The Tigers are 22-4 since Venables came aboard, but he said that those teams have only been successful because of players who have good work ethic, are unselfish and show humility – a product of the philosophy that head coach Dabo Swinney has instilled in the program since he took over in 2008.
“I know without question that the vision and the philosophy of this program feeds those characteristics,” Venables said after practice Monday night. “Without question. They enjoy their experience. They’re treated with respect. They’re loved and cared for. They’re challenged and motivated. They’re held to a high-level of discipline and accountability.
“As a result, you pull out their best qualities and characteristics. I really believe that. I think that – as they say here a lot – you bloom where you’re planted. I think that you see that. The right seeds are being sowed. I know that without question. I think it gets guys to think about those things, to challenge themselves. If you’re not nourishing that – especially now more than ever because it’s easier for guys to become selfish and make it about me.”
The standards set by Swinney to be the best players, students and citizens isn’t just something that is said to the media or mentioned a couple of times a year – it’s preached on a regular basis.
“It’s not something that’s just talked about occasionally here or a guy getting yelled at once a week. Until you are completely behind these curtains, you won’t completely know,” Venables said. “I know in my two-and-a-half years experience that a huge part of this program is developing these young guys as strong men. As a result, you're teaching them how to lead and how to become a man of character. It sounds like coach speak, but I'm thinking out loud. Why are there so many [guys of character] because it doesn't happen a whole lot.”
As a result, the Tigers are not only winning on the field but also in the classroom - 83 of the 90 senior lettermen (92 percent) in Swinney's five full years as head coach have graduated.
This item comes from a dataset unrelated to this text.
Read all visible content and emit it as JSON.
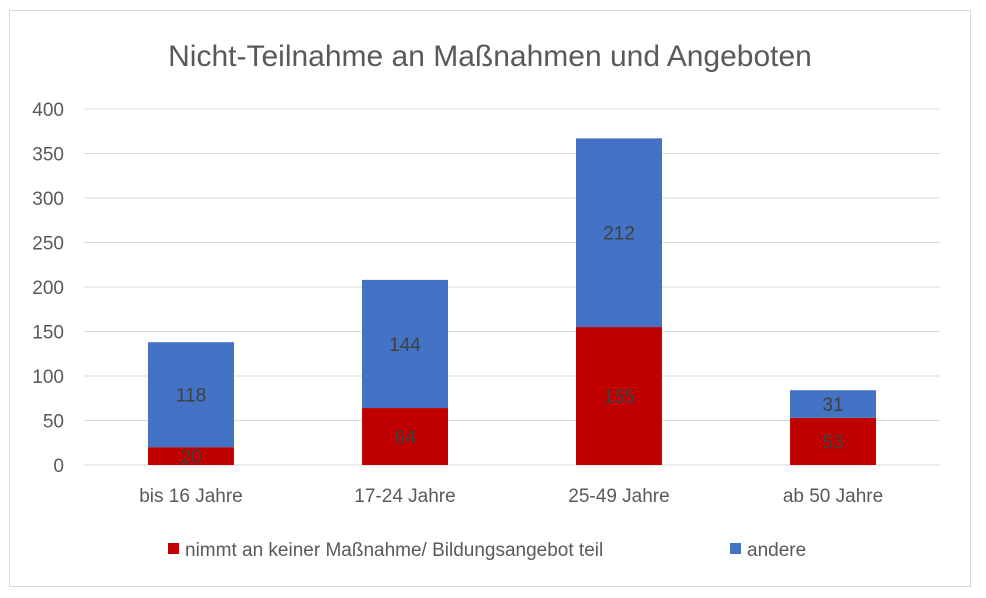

The only seven that have not graduated are on NFL rosters.
“There are more guys that stand for what's right here than I've ever been around,” Venables said. “I think we have a high retention level here. I don't know what our graduation rate is of all of our seniors a but I guarantee you that nobody else is doing it. Do a story on that and do it apples to apples. Compare it to South Carolina. Compare it to Southern Cal and UCLA and Penn State and Ohio State and Miami. Take the time to do that. That only happens for one reason and it's not because you luck into that. It's because of philosophy and that is culture. It's pretty special and unique.”
Academic Progress Rate is one of the ways that the NCAA measures retention and eligibility. The Academic Progress Rate is a metric developed to track the academic achievement of teams each academic term. Each student-athlete receiving athletically related financial aid earns one retention point for staying in school and one eligibility point for being academically eligible. A team's total points are divided by points possible and then multiplied by one thousand to equal the team's Academic Progress Rate score.
Clemson and Stanford are the only two FBS programs with a top 10 final ranking in the USA Today Coaches poll and a top 10 percent ranking in FBS APR scores each of the last two years. The top schools in the 2014 APR are: Northwestern: 996; Boise State: 993; Duke: 989; Clemson: 985; Wisconsin: 985; Georgia Tech: 983; Boston College: 982; Missouri: 982; Ohio State: 982; and Rice: 979.
Graduating 83 out of 90 seniors isn't easy unless you are at an “academic school.”
“It's easy to be at an academic school and you recruit all kinds of brain childs and they’re going to do well in high school, they're going to do well in college, and they're going do well running the planet Earth,” Venables said.
However, Clemson is getting it done both on and off the field.
“Our guys are playing at a high level, succeeding at a high level and graduating and being ready for life after,” Venables said. “I'm not preaching to anybody, it's just why our guys have all of these good qualities. Here's a bunch of them in this program. When your talent maybe isn't there sometimes, I think your character, culture and philosophy, I think they trump talent. Whether that's wishful thinking or not, we've got some talent and a good culture.”